Date: 10/06/1996
Forum: comp.sys.ibm.pc.hardware.video
I first want to say how rewarding it is to read all your
reviews after having worked on the design of Voodoo Graphics
(the chipset on the Orchid Righteous 3D board) for over two years.
I am one of the founders of 3Dfx and one of our goals was
to deliver the highest quality graphics possible to the PC gamer.
It was and still is a very risky proposition because of the cost
sensitivity of the marketplace. But your reviews help convince
me that we did the right thing.
I thought I would share with you a little bit about what is
inside the 3Dfx Voodoo Graphics chipset. There are 2 chips
on the graphics board. Each is a custom designed ASIC containing
approximately 1 million transistors. Although this number of
transistors is on the order of a 486, it is a lot more powerful.
Why?
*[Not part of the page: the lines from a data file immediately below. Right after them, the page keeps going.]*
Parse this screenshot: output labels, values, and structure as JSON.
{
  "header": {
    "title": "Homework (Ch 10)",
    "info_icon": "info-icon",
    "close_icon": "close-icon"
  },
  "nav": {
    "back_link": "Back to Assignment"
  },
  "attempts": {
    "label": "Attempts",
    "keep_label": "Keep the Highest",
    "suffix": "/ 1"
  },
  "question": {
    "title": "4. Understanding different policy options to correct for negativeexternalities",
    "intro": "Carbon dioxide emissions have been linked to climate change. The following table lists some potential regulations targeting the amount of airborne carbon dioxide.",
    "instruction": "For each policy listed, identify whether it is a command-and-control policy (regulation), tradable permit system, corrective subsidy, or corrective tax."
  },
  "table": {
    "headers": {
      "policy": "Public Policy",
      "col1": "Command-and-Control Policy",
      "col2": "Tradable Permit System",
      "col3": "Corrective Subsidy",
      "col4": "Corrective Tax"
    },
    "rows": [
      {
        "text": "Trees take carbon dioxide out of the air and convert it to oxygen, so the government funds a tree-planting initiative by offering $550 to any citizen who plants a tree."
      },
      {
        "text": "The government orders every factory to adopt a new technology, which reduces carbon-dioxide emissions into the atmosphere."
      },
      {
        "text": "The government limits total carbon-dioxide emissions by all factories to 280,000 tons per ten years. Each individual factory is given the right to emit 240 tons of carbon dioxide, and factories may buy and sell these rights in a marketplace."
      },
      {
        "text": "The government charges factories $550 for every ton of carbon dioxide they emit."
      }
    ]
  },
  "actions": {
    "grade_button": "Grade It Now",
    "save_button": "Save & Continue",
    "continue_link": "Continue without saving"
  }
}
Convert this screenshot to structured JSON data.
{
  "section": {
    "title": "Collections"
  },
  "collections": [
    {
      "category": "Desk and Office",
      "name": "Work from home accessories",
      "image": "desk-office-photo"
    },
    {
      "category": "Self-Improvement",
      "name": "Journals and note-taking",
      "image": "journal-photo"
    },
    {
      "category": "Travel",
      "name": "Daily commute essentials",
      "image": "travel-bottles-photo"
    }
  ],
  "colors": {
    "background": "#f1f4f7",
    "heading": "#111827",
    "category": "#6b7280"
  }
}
Because the logic is dedicated to graphics and there’s a
lot of logic to boot. For example, bilinear filtering of
texture maps requires reading four 16-bit texels per pixel (that’s
400 Mbytes/sec at 50 Mpixels/sec) and then computing the equation
red_result=r0*w0+r1*w1+r2*w2+r3*w3 where r0:3 are the four red
values and w0:3 are the four weights based on the where the pixel
center lies with respect to the four texels. This is performed
for each color channel (red, green, blue, alpha) resulting
in 16 multiples and 12 additions or 28 operations per pixel.
At 50 Mpixels per second that is 1,400 Mops/sec. The way this
is designed in hardware is you literally place 16 multipliers
and 12 adders on the chip and hook them together. And this is
only a small part of one chip. There are literally dozens of
multipliers and dozens of adders on each of the two chips dedicated
only to graphics. Each chip performs around 4,000 million actual
operations per second, of which around one third are integer
multiplies. These are real operations performed - if you were to
try to do these on a CPU (or a DSP) you must also do things like
load/store instructions and conditions. In my estimation it would take about
a 10,000 Mip computer (peak) to do the same thing that one of our
chips does. This is about 20 of the fastest P5-200 or P6-200 chips
per one of our chips. Not exactly cost-effective. So if you want
to brag, you can say your graphics card has approximately the same
compute power as 40 P5-200 chips. Of course, these numbers are more
fun than they are meaningful. What is meaningful in graphics is
what you see on the screen.
Now of course, if you were writing a software renderer for a game,
you wouldn’t attempt to perform the same calculations we perform on
our chip on a general purpose CPU. You would take shortcuts, like
using 8-bit color with lookup tables for blending, or performing
perspective correction every ‘n’ pixels. The image quality will
depend on how many shortcuts you take and how clever you are.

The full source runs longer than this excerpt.